Question

If \[f(x) = 4{x^2} + 3x - 7\] and \[\alpha \] is a common root of the equation \[{x^2} - 3x + 2 = 0\] and \[{x^2} + 2x - 3 = 0\] then find the value of \[f\left( \alpha \right)\].

Answer 1

Hint:
According to the question, find the roots of \[{x^2} - 3x + 2 = 0\] and \[{x^2} + 2x - 3 = 0\] by splitting the middle term method. Then take the common from the roots of the equation and substitute that value in \[f(x) = 4{x^2} + 3x - 7\].

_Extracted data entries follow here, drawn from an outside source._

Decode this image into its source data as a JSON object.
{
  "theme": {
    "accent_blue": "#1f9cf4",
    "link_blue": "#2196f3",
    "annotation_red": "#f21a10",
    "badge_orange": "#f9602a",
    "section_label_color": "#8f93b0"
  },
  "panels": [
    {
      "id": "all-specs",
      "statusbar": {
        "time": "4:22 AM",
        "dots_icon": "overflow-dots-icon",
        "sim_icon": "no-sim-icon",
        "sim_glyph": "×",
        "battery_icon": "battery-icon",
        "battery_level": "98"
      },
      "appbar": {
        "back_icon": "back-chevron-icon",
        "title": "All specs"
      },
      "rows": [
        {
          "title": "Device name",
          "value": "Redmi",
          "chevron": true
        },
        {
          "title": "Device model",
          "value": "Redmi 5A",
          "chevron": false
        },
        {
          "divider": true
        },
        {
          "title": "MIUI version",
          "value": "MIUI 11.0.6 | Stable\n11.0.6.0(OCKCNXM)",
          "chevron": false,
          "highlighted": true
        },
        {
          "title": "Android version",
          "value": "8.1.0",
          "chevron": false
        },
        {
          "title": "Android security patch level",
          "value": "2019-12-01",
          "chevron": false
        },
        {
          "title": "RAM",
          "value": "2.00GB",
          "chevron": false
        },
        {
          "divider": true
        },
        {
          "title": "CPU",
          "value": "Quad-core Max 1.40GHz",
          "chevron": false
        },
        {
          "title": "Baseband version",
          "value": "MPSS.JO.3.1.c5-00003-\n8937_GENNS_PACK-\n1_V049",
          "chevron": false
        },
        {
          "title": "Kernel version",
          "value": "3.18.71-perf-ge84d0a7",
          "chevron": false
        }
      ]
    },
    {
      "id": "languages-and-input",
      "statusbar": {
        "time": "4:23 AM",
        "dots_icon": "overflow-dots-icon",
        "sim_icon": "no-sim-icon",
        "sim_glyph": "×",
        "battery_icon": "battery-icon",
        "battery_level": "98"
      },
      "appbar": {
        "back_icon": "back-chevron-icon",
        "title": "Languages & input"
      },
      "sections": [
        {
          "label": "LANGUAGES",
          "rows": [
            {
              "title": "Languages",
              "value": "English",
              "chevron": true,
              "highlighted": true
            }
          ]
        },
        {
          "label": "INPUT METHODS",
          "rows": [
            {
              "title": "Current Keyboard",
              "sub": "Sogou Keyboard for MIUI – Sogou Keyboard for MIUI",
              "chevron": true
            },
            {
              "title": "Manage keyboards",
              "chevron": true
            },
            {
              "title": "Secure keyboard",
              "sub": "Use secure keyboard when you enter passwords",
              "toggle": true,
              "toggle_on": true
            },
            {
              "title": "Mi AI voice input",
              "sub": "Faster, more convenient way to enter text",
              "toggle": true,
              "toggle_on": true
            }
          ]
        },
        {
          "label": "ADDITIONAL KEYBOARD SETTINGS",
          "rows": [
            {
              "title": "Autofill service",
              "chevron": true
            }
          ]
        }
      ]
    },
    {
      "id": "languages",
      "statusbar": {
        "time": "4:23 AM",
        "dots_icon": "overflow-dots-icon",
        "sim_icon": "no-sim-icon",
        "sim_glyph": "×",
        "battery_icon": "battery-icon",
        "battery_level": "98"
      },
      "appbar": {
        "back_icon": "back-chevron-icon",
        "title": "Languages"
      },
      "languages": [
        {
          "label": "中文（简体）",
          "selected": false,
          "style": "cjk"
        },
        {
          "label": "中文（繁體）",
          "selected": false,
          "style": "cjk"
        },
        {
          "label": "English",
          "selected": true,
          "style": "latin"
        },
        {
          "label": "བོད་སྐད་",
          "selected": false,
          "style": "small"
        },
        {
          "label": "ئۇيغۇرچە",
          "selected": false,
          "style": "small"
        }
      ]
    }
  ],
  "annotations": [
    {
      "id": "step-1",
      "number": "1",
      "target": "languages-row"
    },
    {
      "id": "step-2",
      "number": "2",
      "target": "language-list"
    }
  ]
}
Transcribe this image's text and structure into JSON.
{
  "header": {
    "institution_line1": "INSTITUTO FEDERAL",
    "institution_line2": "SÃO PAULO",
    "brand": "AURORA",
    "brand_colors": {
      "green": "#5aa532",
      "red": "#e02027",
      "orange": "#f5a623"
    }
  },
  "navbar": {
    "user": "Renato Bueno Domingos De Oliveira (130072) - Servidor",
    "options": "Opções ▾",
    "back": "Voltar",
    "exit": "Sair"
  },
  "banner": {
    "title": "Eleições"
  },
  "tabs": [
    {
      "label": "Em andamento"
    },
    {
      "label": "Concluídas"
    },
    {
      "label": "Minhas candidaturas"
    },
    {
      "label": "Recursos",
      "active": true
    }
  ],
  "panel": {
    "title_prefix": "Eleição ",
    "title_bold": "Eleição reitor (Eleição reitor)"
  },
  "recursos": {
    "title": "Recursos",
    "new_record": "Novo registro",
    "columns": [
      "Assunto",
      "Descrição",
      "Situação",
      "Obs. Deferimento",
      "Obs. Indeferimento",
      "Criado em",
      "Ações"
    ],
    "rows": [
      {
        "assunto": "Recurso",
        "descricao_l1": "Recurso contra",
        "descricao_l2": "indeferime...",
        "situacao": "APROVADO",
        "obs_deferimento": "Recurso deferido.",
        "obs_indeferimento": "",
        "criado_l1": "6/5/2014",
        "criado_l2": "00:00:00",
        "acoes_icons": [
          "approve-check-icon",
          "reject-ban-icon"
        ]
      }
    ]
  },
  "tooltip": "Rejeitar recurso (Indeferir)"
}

Complete step by step solution:
Firstly we will take the equation, \[{x^2} - 3x + 2 = 0\]
Now, we will calculate the roots by using splitting the middle term method.
In this method we will find out two numbers whose sum is \[ - 3\] and product is \[2\].
So, we are getting with the two numbers which are \[ - 2\] and \[ - 1\]
\[ \Rightarrow {x^2} - x - 2x + 2 = 0\]
Taking out common in the pairs of 2 we get,
\[ \Rightarrow x\left( {x - 1} \right) - 2\left( {x - 1} \right) = 0\]
Taking 2 same factors one time we get,
\[ \Rightarrow \left( {x - 1} \right)\left( {x - 2} \right) = 0\]
Now, we will separate the above two factors to calculate the value of x.
Firstly we will take the factor\[x - 1 = 0\]
Taking 1 on the right side we get,
Therefore, \[x = 1\]
Secondly we will take the factor \[x - 2 = 0\]
Taking 2 on the right side we get,
Therefore, \[x = 2\]
Hence, the value of \[x = 1,2\]
Then we will take the equation, \[{x^2} + 2x - 3 = 0\]
Now, we will calculate the roots by using splitting the middle term method.
In this method we will find out two numbers whose sum is 2 and product is \[ - 3\].
So, we are getting with the two numbers which are \[ - 1\] and \[3\]
\[ \Rightarrow {x^2} - x + 3x - 3 = 0\]
Taking out common in the pairs of 2 we get,
\[ \Rightarrow x\left( {x - 1} \right) + 3\left( {x - 1} \right) = 0\]
Taking 2 same factors one time we get,
\[ \Rightarrow \left( {x - 1} \right)\left( {x + 3} \right) = 0\]
Now, we will separate the above two factors to calculate the value of p.
Firstly we will take the factor\[x - 1 = 0\]
Taking 1 on the right side we get,
Therefore, \[x = 1\]
Secondly we will take the factor \[x + 3 = 0\]
Taking 3 on the right side we get,
Therefore, \[x = - 3\]
Hence, the value of \[x = 1, - 3\]
As it is given in the question that \[{x^2} - 3x + 2 = 0\] and \[{x^2} + 2x - 3 = 0\] and there is a common root that is \[\alpha \] .
But, it is clear from the calculated roots that \[\alpha = 1\] (As 1 is common root in both the equations)
So, we will calculate \[f\left( \alpha \right) = f(1)\] by substituting 1 in the given equation that is \[f(x) = 4{x^2} + 3x - 7\]
After substituting we get,
\[f(1) = 4{\left( 1 \right)^2} + 3 \times 1 - 7\]
On simplifying we get,
\[f(1) = 7 - 7 = 0\]

Hence, the value of \[f\left( \alpha \right) = f\left( 1 \right) = 0\]

Note:
To, solve these types of questions, you firstly need to find the roots of the given quadratic equations with splitting the middle term method or by using the formula \[x = \dfrac{{ - b \pm \sqrt {{b^2} - 4ac} }}{{2a}}\] as the equation is in the form of \[a{x^2} + bx + c = 0\] .Hence, put the common value in the given function and simplify it to get the desired result.